Updated January 2025

Acceptable Use Policy

This Acceptable Use Policy (AUP) protects the security, reliability, and regulatory posture of the Arcliance platform. It applies to every Authorized User, administrator, contractor, or integration that touches the Services.

Foundational Principles

Use of Arcliance is conditioned on lawful, responsible behavior. You may only store information that you are lawfully entitled to share with Arcliance and that falls within the scope of your export control program. Violating this AUP can result in suspension under the Terms of Use.

Security Expectations

Customers share responsibility for protecting their data and identities. At a minimum, Arcliance expects customers to implement the following controls:

  • Enable phishing-resistant multi-factor authentication (hardware key or TOTP) for all privileged roles.
  • Federate identities through SAML or SCIM wherever practical so that centralized HR triggers access revocation.
  • Review audit logs weekly for anomalous access to ITAR technical data repositories.
  • Maintain device posture controls that enforce full-disk encryption and endpoint detection on laptops accessing the platform.
  • Segment export-controlled data and ensure data residency expectations match the selected hosting region.

Prohibited Conduct

Users may not engage in any of the following activities:

  • Attempting to bypass role-based access controls, audit logging, or encryption safeguards.
  • Uploading data obtained in violation of export control laws, trade secrets laws, or contractual commitments.
  • Providing access to non-U.S. Persons where laws, licenses, or technology control plans forbid such access.
  • Using shared or generic accounts, password spraying, or storing credentials in plaintext repositories.
  • Transmitting malicious code, performing penetration tests, or conducting load tests without written authorization.
  • Using the Services to surveil individuals, discriminate, or support military or intelligence end uses covered by BIS §744.21 without a validated license.

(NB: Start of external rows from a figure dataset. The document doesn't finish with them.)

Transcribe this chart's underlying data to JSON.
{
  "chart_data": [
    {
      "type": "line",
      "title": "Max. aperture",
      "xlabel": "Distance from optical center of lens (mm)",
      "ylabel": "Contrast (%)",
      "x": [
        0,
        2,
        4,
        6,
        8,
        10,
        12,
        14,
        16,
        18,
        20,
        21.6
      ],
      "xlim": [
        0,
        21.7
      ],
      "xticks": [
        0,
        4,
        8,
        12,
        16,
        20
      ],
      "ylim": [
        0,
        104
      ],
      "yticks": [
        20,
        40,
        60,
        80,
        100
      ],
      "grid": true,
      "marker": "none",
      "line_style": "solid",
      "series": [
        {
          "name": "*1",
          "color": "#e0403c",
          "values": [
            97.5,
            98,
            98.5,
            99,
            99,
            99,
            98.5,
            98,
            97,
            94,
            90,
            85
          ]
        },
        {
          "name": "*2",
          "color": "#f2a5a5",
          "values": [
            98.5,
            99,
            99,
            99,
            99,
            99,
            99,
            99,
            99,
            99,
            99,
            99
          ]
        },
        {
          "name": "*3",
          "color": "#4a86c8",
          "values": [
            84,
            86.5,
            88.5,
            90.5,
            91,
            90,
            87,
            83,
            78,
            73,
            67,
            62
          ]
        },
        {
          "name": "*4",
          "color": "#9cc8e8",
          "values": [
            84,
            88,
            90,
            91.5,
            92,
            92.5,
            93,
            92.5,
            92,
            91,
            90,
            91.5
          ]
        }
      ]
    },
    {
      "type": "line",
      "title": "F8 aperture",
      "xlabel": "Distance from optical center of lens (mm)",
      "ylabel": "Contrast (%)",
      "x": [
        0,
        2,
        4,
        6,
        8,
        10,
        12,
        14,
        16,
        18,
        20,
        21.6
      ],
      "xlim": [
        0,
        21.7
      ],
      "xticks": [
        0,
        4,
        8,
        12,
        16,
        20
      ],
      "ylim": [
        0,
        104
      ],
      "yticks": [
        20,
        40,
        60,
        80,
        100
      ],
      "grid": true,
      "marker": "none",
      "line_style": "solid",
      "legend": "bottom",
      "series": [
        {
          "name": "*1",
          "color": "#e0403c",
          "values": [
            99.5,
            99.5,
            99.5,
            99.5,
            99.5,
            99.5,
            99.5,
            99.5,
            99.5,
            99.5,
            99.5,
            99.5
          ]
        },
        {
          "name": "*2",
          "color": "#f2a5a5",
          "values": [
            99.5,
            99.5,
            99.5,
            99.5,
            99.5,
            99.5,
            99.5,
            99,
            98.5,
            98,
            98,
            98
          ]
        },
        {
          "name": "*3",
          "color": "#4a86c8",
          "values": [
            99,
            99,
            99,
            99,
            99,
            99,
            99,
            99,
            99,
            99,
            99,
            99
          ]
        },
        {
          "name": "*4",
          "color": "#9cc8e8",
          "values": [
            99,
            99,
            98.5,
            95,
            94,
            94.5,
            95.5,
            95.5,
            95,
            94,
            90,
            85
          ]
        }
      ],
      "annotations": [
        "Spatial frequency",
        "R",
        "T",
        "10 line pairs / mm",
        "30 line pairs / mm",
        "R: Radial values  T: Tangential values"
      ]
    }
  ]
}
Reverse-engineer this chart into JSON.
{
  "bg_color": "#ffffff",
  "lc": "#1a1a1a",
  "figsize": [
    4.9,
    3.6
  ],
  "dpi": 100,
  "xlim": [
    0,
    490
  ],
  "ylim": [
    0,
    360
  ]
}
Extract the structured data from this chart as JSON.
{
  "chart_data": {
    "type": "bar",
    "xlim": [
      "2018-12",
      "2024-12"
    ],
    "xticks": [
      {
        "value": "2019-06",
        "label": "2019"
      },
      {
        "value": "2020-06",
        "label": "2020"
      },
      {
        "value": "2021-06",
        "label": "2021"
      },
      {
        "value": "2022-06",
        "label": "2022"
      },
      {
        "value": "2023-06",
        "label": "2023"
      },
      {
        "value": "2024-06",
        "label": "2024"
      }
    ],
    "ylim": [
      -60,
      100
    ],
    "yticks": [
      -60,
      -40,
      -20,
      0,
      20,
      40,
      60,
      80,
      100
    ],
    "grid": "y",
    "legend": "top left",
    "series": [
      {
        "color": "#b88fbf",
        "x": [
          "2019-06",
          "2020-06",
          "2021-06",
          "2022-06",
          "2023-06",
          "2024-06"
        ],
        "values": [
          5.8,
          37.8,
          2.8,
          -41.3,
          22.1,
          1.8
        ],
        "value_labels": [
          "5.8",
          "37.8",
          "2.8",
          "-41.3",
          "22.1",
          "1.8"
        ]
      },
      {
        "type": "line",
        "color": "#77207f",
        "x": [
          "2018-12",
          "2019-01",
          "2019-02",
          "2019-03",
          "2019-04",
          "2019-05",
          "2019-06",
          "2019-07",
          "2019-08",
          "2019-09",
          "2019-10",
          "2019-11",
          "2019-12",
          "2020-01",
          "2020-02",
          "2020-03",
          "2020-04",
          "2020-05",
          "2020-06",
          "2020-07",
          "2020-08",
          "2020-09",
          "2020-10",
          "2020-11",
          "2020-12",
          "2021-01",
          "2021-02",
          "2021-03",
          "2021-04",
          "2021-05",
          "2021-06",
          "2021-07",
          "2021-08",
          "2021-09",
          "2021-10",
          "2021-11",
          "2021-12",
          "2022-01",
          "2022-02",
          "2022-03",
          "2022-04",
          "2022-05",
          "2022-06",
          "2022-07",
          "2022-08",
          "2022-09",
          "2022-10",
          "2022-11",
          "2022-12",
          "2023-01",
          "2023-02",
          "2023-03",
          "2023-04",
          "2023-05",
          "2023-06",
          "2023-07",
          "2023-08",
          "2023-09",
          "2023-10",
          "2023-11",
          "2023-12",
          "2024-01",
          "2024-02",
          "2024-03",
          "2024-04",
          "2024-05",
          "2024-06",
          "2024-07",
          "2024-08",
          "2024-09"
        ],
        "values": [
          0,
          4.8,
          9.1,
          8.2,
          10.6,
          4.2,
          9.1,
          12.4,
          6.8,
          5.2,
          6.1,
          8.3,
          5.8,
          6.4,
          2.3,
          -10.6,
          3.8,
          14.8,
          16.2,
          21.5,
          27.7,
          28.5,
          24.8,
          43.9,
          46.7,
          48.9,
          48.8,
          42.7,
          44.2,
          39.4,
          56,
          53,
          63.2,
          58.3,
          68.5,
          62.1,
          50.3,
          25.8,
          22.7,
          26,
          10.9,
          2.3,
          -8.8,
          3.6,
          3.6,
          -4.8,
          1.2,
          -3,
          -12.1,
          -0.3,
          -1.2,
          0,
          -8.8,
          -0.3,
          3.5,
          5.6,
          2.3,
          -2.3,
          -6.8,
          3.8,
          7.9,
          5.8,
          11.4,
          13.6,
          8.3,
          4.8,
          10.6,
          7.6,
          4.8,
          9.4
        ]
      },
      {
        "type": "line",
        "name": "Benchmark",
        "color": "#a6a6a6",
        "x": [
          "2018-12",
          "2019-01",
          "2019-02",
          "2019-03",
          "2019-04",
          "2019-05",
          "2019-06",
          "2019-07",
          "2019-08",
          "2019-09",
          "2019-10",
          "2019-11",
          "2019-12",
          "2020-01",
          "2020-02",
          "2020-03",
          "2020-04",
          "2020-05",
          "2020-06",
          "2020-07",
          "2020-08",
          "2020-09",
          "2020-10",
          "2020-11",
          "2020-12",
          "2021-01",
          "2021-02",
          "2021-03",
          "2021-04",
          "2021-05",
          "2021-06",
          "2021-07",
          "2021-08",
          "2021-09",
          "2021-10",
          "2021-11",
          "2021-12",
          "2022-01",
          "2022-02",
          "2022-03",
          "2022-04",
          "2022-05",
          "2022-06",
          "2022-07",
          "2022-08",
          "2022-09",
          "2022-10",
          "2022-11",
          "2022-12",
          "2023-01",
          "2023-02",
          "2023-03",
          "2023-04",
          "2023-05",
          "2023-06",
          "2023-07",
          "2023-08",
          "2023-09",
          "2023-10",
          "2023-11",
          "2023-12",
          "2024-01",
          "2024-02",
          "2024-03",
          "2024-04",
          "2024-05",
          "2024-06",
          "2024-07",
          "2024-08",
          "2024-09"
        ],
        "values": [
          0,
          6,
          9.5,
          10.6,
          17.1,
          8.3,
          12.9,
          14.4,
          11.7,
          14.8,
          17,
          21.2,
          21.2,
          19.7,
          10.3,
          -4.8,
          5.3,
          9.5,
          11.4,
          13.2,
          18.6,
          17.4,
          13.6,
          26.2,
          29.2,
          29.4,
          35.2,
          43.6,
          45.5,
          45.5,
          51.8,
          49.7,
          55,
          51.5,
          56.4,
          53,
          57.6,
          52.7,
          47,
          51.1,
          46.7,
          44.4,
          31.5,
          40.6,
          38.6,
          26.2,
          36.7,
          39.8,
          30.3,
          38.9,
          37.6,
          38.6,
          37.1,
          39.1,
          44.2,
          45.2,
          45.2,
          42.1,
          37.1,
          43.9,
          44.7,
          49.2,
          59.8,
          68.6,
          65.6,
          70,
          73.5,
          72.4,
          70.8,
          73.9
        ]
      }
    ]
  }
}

Data Sovereignty and Export Restrictions

Customers are responsible for configuring geographic access restrictions, encryption key residency, and user eligibility to ensure compliance with ITAR 126.18, ITAR 130, and EAR Part 734. Data subject to additional jurisdictional requirements (for example, Canadian Controlled Goods or EU dual-use) must be flagged so the correct controls are applied at rest and in transit.

Reporting Suspected Abuse

Contact trust@arcliance.com within 24 hours if you suspect unauthorized access, a compromised credential, or violations of this AUP. Include the affected tenant, the impacted export authorizations, and known timings. Arcliance will coordinate incident response and, when necessary, notify DDTC or BIS in alignment with Customer obligations.